/DMS_DLS_for_PLOSONE

Primary LanguagePythonMIT LicenseMIT

2m2c

This repository contains the simulation code and analysis for our model of basal ganglia learning that includes both the DMS and DLS. The publication that describes this model can be found here: Distinct cortico-striatal compartments drive competition between adaptive and automatized behavior - PubMed (nih.gov)

Barnett WH, Kuznetsov A, Lapish CC. Distinct cortico-striatal compartments drive competition between adaptive and automatized behavior. PLoS One. 2023 Mar 21;18(3):e0279841.

These codes require the jax, numpy, scipy, and matplotlib python packages. We performed these simulations using python version 3.8.10 and jax version 0.2.

All figures are saved in the figs subdirectory.

Usage

The file simulations.py performs the first set of simulations with jax running in CPU mode. The initial learning simulations must be run first in order to acquire starting synaptic weights for the follow-up behavioral tasks.

python simulations.py learn

Once this command is complete, run simulations.py again for each of the arguments devalue, reversal, punish, reversal_prat, and punish_prat in any order or concurrently. This script will produce sample simulation figures learn.pdf, devalue.pdf, reversal.pdf, punish.pdf, reversal_prat.pdf, and punish_prat.pdf in the style of Figure 2A, Figure 4A, Figure 3A, Figure 5A, Figure S1, and Figure S2 respectively. These commands must all run to completion before proceeding to the next command.

The script get_probabilities.py will read the synaptic weights cached from each of the simulations performed by simulations.py and simulate each trial many times. This script will run simulations on the GPU if available. The results of these many simulations are used to determine the probability that each agent selects the first of two actions. The script get_probabilities.py takes two arguments. The first indicates the behavioral session (learn, devalue, reversal, punish, reversal_prat, and punish_prat) and the second indicates the manner in which simulations are organized. We recommend using the argument batch here, which will execute this script for all agents for the indicated behavioral session:

python get_probabilities.py reversal_prat batch

Alternatively, the second argument can be used to specify which single agent should be processed. For example

python get_probabilities.py reversal_prat 0

will read the cached synaptic weights from the reversal session with impaired PFC coding for the first agent (agent number 0). In this mode, the command must be run once for each session (learn, devalue, reversal, punish, reversal_prat, and punish_prat) and each agent (0 to 99). Each instance may be performed concurrently or in no particular order.

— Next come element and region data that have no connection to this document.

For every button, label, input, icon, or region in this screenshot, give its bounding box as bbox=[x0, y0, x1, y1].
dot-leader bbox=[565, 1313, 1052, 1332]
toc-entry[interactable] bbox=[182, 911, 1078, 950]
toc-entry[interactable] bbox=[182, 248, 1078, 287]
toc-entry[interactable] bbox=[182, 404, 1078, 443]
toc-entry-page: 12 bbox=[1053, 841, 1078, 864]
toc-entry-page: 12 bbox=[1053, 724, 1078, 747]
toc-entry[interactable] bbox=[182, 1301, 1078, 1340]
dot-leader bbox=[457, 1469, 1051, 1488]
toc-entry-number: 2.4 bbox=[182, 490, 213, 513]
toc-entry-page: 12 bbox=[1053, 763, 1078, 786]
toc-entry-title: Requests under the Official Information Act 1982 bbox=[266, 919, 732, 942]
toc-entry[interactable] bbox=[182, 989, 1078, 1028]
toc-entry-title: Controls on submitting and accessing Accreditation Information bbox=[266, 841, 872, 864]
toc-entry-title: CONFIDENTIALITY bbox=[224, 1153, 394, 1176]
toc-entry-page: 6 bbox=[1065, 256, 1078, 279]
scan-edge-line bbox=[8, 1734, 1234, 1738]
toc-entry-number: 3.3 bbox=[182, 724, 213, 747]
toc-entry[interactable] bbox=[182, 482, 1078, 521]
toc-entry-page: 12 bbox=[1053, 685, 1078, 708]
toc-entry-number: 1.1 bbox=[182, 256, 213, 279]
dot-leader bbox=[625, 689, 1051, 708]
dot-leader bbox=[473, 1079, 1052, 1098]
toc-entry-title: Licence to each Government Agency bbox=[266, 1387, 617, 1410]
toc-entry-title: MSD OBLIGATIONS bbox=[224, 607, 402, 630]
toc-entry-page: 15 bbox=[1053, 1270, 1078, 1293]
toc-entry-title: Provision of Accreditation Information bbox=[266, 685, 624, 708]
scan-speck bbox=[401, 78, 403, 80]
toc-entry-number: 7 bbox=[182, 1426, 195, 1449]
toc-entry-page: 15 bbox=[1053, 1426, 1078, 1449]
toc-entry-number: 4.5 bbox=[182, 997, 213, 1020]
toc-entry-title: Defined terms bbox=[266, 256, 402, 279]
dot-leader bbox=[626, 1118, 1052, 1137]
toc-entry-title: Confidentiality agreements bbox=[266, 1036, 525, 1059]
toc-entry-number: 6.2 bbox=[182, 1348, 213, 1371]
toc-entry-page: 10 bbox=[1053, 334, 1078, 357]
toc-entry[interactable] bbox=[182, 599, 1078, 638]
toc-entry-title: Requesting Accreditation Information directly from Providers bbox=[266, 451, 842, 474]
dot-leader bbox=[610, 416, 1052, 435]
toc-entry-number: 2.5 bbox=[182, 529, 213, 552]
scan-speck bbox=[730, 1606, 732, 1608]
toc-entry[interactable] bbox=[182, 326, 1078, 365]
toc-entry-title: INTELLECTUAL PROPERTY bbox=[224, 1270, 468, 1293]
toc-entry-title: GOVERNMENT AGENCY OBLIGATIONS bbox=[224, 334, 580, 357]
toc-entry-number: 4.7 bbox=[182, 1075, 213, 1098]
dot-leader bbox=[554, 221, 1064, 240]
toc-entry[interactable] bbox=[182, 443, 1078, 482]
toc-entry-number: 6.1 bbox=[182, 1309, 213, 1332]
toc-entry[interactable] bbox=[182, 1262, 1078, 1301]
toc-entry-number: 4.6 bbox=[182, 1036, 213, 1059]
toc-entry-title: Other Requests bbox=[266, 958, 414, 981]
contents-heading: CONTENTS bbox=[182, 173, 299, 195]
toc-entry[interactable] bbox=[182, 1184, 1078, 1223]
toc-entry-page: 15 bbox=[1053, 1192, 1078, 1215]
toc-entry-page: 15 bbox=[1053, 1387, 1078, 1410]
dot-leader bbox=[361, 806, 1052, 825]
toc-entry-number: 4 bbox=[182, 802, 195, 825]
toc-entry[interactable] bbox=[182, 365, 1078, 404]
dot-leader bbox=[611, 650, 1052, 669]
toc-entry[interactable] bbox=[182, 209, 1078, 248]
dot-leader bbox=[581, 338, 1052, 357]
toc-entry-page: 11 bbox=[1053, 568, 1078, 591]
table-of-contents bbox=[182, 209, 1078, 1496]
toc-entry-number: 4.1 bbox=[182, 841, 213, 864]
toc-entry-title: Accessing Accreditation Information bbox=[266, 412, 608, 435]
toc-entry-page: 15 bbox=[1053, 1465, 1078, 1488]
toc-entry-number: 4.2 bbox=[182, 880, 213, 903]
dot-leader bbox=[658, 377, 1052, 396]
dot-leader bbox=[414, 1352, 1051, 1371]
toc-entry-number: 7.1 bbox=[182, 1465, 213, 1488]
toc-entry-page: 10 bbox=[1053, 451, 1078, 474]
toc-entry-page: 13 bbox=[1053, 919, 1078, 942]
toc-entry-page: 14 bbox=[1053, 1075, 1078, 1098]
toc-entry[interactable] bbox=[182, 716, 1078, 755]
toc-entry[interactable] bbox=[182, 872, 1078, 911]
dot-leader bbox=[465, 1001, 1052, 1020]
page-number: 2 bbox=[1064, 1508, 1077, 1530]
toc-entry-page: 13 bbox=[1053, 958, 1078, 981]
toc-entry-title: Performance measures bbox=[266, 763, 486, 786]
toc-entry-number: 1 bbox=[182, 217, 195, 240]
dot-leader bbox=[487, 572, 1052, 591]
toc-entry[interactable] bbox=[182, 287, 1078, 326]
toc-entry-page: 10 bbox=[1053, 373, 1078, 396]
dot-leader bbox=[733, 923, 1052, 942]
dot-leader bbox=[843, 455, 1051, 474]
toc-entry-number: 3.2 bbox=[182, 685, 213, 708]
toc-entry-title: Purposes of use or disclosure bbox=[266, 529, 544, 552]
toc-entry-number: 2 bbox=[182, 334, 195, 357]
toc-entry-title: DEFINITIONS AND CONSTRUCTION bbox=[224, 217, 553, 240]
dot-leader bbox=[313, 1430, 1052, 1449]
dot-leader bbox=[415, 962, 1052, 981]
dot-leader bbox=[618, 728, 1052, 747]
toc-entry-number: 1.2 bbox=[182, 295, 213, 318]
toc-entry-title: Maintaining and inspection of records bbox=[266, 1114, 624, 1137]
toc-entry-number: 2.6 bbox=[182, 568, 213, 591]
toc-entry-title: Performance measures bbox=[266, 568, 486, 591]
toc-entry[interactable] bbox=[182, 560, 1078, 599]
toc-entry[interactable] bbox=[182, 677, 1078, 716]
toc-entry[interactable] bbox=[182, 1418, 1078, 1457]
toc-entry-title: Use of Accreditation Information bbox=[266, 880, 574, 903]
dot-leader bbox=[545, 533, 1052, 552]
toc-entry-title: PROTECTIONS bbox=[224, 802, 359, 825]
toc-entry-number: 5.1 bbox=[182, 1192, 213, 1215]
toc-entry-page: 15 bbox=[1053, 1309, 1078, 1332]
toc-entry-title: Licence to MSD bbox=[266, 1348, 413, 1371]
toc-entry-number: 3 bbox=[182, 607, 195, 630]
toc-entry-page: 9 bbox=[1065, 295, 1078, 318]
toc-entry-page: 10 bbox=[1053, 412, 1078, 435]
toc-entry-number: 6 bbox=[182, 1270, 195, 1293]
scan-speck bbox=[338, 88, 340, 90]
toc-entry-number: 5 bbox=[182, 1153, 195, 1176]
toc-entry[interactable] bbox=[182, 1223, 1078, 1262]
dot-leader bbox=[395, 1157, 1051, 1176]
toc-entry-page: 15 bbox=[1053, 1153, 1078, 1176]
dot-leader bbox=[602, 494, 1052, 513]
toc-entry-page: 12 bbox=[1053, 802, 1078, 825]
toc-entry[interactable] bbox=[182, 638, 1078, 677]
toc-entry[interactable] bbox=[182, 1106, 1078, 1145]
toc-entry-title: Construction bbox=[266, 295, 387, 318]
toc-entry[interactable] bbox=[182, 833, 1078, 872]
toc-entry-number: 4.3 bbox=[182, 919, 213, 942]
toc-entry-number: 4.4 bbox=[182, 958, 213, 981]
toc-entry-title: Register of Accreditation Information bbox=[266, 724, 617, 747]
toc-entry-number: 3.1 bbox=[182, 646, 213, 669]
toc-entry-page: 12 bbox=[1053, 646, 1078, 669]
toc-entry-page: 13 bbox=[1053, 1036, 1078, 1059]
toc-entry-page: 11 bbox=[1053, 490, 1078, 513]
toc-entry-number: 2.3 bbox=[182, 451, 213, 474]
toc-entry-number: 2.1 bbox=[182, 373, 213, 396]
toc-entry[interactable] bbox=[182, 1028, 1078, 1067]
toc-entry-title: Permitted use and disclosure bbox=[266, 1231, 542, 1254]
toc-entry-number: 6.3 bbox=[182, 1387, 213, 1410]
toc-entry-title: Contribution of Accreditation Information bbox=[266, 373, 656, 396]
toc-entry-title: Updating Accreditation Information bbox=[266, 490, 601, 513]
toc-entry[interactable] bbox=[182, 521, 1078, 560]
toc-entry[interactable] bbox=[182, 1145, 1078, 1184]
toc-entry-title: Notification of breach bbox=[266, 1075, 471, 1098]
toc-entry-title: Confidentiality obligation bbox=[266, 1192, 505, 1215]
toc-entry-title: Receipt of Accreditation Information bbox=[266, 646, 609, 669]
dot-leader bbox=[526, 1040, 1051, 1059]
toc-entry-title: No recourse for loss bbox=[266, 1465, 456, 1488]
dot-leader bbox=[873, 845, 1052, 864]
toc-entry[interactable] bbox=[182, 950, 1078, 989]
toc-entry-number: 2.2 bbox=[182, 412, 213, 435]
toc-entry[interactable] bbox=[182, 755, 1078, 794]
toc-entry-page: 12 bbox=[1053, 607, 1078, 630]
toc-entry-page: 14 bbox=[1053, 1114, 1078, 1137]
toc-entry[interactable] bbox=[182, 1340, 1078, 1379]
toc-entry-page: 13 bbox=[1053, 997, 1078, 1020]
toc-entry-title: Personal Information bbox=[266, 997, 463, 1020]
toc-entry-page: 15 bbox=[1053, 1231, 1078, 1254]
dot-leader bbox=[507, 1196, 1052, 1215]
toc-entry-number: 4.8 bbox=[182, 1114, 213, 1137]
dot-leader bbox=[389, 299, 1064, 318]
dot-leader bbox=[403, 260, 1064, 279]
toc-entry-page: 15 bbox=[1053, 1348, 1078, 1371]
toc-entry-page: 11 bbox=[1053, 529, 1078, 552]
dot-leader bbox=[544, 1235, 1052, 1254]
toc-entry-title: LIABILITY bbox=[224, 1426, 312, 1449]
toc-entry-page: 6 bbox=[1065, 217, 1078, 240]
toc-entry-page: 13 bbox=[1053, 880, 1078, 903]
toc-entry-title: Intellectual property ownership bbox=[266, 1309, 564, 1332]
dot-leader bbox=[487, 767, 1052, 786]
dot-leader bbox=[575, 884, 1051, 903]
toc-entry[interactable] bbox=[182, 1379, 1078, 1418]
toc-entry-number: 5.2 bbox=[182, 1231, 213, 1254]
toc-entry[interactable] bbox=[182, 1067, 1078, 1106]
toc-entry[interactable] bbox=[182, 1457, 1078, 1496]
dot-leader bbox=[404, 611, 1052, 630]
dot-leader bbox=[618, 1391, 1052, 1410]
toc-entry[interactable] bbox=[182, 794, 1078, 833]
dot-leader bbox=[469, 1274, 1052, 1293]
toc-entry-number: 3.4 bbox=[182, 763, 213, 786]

We provide this code configured to sample each trial 32 times. In the manuscript, we report our analysis after sampling each trial 1000 times. We recommend that this script is tried out first in the current configuration for evaluation since it is computationally intensive. The number of samples can be altered by changing the numerical value of the numBatches and batchSize parameters in the script get_probabilities.py.

To process these simulations, run the following commands

python process_probability.py

Once these commands have been completed, the results can be visualized:

python LLR.py
python p1_plots.py
python p1_comparison.py
python steady_state_whiskers.py
python ctx_fig.py
python plot_LLR.py
python weights.py

The figure p1_learn.pdf corresponds to Figure 3C. These figures compare_punish.pdf and compare_reversal.pdf can be found in Figure 7B and 7C. The figures LLR_boxplots.pdf and steady_state_boxplot.pdf are in Figure 8B nd 8C. The figure ctx_fig.pdf corresonds to Figure 2C and 2D. The script plot_LLR.py produces several examples of our change point detection in the style of Figure 8A for the follow-up behavioral sessions. The script weights.py produces the figures for Figure S3. The script large_punish.py produces a figure in the style of Figure S4.